Ouster wants the commission to issue a limited exclusion order and a cease-and-desist order against Hesai and its related entities to prevent them from importing lidar devices, components, and products allegedly infringing on Ouster’s patents.

“Ouster’s complaint sets forth how, after the market shifted toward Ouster’s digital lidar, Hesai stole Ouster’s revolutionary patented technologies and incorporated them into Hesai’s competing products,” the company said in a statement.

Ouster’s request for a federal jury trial said the company suffered “lost sales, lost profits and lost market share.

As well as providing sensor products to China’s military, Ouster’s lawyers noted the company boasted of being incorporated in the Cayman Islands, which may protect it from legal action in China, since the country does not recognize and enforce Cayman Island court judgments reciprocally.

Hesai has dealt with patent litigation in the past.
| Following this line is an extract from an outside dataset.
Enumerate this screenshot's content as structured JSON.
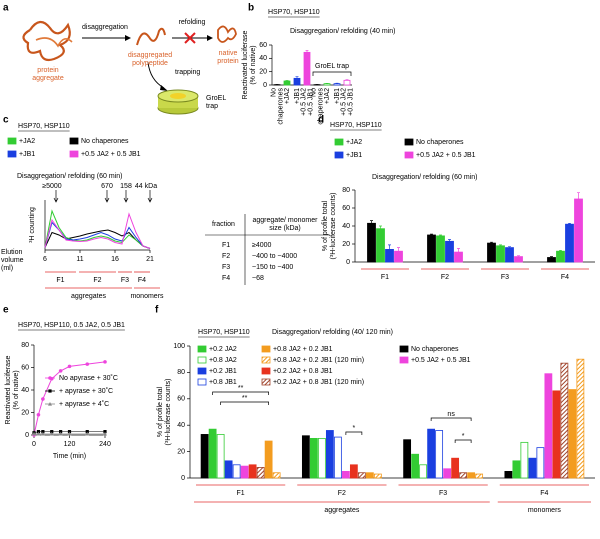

Another lidar maker, Velodyne, which merged with Ouster in February, sued Hesai over patents in China, Germany and the U.S. in 2019.

Velodyne settled with Hesai for “millions” in 2020 and ongoing royalties that will be paid through 2030, according to a 2021 U.S. Securities and Exchange Commission filing.

The companies, “entered a long‑term global cross-licensing relationship encompassing a broad range of 360-degree surround-view Lidar sensors,” according to a joint statement issued in 2020.

Hesai did not respond to Automotive News’ request for comment on Ouster’s suit.

“We’ve been really building a case over many years,” Pacala said about Ouster’s suit. “But at this point, what we saw at the beginning of the year was a very brazen set of public information from Hesai at CES.”

Hesai’s March initial public offering, along with the associated filings outlining their business and technology plans, basically mirrored Ouster’s plans, Pacala said.

Pacala declined to disclose the financial impact of Hesai’s alleged patent infringement but broadly noted China’s potential impact on the U.S. automotive technology and mobility sectors.

“This is part of a broader problem that we’ve seen with Chinese technology companies, Chinese lidar companies that are impacting U.S. jobs, U.S. privacy and U.S. security by infringing on technical achievements made by U.S. companies and then redeploying that technology into our critical infrastructure, into our transportation networks and our ports and airports and into the cars that you and I potentially drive,” Pacala said. “And it’s insane it’s being allowed.”